Laguna Lake fish growers see P200M in lossesBy Maricar Cinco
Inquirer Southern Luzon
SAN PEDRO, Laguna—Operators of fish pens in Laguna Lake are bracing for bad news as a still undetermined number of fish that they were keeping in the pens were lost when the lake level rose at the height of heavy rains early this week.
Charlie Tan, an operator of fish pens in Binangonan, Cardona and Pililia towns in Rizal province, said some fish pen owners had begun harvesting the fish in the past days but could recover only about
10 percent of their stock.
“I also plan to do so (harvest) but I’m afraid we have nothing left,” he said.
A report from the Laguna Lake Development Authority (LLDA), which started inspecting the lake on Friday, said at least 10 percent of the total fish stock was lost and at least 6 percent of the fish structures were damaged.
Tan estimated the amount of losses, including those of the other fish pen operators, to reach P200 million.
Marin Antonio, of the LLDA information office, said reports were being put together to determine the exact amount of the damage. As of Friday, the lake water level reached 13.82 meters above sea level.
In an earlier interview, engineer Emil Hernandez, LLDA hydrologist and enforcement division officer, said the lake’s normal water level during the rainy season was 12.5 meters. He said it could take a month for the water level to return to normal.
In Laguna, officials said as of Friday, 12,505 families remained in 157 evacuation centers as three more centers were opened to accommodate residents fleeing from rising floodwaters.

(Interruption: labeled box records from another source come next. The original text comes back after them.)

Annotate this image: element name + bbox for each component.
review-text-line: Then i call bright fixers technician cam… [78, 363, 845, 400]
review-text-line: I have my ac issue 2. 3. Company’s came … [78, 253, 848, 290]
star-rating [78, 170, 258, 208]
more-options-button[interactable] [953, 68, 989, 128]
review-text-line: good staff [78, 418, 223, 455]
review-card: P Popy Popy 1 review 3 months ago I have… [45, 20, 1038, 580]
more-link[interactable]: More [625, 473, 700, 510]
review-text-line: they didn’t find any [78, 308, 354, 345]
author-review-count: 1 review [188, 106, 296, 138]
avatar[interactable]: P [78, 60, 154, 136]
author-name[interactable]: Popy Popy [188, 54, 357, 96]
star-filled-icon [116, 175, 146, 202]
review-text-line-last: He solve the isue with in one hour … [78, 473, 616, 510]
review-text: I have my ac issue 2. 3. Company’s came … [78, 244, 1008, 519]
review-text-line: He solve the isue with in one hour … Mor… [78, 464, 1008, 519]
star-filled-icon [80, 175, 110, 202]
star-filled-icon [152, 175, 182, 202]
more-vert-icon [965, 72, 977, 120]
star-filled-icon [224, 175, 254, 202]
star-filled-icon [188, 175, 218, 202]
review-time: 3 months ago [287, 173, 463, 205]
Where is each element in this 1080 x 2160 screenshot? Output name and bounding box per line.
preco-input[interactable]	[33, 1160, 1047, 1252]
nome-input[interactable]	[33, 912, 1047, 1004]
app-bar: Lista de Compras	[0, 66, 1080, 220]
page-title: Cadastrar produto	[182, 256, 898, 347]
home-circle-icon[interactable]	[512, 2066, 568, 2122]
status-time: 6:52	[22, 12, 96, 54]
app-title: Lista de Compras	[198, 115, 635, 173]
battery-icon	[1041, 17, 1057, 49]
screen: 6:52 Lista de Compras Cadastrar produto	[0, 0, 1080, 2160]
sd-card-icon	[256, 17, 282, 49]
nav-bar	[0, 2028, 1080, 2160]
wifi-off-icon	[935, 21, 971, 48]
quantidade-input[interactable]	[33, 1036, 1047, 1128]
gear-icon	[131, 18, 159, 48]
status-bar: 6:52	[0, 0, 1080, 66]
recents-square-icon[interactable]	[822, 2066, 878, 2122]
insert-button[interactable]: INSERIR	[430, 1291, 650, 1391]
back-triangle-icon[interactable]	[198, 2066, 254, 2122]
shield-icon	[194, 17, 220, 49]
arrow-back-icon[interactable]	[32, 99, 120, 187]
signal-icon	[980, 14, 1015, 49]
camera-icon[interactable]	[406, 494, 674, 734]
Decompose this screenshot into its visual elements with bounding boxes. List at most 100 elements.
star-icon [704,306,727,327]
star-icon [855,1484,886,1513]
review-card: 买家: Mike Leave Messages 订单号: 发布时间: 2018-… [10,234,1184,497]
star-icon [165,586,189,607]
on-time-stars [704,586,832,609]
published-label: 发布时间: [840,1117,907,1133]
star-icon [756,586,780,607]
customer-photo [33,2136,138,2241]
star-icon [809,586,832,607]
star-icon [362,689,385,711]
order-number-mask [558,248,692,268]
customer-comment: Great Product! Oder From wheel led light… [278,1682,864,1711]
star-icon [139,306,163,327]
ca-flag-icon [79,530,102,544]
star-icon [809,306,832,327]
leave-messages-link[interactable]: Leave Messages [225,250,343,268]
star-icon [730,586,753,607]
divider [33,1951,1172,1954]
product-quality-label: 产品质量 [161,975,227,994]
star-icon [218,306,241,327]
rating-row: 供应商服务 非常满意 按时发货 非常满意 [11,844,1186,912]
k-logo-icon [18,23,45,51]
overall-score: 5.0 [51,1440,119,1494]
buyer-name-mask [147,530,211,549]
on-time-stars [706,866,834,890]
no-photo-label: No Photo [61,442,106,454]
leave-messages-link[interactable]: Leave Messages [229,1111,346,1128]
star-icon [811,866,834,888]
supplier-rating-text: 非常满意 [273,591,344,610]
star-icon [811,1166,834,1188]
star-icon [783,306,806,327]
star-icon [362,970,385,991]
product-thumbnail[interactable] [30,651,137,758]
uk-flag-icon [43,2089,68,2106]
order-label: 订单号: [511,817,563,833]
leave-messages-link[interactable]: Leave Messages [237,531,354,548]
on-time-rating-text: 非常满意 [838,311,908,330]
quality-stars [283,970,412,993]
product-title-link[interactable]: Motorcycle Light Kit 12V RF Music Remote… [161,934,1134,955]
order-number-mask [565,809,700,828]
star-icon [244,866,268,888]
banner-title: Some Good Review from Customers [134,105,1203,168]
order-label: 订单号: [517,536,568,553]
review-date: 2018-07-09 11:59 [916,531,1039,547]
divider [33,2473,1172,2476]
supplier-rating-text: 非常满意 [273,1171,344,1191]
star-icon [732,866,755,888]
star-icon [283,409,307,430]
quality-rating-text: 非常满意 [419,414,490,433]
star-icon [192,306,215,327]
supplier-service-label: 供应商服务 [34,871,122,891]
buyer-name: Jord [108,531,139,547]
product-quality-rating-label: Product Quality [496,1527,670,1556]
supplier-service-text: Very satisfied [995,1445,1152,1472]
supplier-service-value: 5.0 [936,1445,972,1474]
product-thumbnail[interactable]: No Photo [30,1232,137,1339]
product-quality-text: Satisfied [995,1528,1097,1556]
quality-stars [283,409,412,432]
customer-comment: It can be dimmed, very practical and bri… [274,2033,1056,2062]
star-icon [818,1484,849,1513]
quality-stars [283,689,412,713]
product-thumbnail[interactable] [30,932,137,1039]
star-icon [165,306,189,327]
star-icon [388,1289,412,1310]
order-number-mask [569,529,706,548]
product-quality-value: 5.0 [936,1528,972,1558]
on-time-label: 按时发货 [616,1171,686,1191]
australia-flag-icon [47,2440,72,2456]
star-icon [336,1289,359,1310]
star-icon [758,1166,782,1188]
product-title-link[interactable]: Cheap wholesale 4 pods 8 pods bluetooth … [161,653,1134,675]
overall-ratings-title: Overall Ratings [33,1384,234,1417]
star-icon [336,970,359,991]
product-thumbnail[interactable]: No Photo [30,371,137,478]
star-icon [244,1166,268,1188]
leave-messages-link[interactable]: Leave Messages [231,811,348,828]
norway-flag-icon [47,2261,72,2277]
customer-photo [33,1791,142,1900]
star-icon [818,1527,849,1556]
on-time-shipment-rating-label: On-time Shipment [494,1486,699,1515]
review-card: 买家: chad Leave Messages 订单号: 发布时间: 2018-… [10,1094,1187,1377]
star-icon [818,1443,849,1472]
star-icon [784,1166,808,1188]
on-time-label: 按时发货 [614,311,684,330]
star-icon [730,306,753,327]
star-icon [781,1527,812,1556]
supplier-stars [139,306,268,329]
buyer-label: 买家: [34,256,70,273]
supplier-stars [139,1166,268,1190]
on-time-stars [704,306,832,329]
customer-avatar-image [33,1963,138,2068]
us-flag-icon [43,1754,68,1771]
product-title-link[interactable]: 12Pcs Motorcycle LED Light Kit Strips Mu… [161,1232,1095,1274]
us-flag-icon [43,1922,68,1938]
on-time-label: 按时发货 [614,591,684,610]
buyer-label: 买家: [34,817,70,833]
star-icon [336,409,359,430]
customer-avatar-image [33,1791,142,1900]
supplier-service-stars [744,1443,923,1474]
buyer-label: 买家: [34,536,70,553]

The towns of Sta. Cruz, Victoria, Bay, Pila, Pakil, Paete, San Pedro, Pangil, Mabitac, Los Baños, Calauan, Lumban, Sta. Maria and Siniloan, and the cities of Sta. Rosa, Calamba, Biñan and Cabuyao were still under water on Friday.
In the fishing town of Binangonan, Rizal, the militant Pambansang Mamamalakaya ng Pilipinas reported 1,909 families from 18 lakeshore villages lost homes or sources of livelihood as a result of the bad weather.
Some fishermen from Biñan City, however, continued to fish in Laguna Lake even as water levels have yet to recede there, according to evacuee Elizabeth Encialas, 48.
Romy Tapalla, a member of the Fisheries and Aquatic Resources Management Council in Calamba City, said although fishermen could still fish in the lake, “the catch is not enough.”
Tan said there could be a shortage of fish in the coming days as the supply of fish in Laguna Lake is also threatened by knife fish, a predatory species which feeds on bangus and tilapia fingerlings.
The LLDA earlier this year confirmed the spread of the species in the lake.
The Bureau of Fisheries and Aquatic Resources in Calabarzon (Cavite, Laguna, Batangas, Rizal, Quezon) reported an increase of P5 to P15 per kilogram in prices of fish and seashells in the provinces of Laguna, Rizal and Cavite.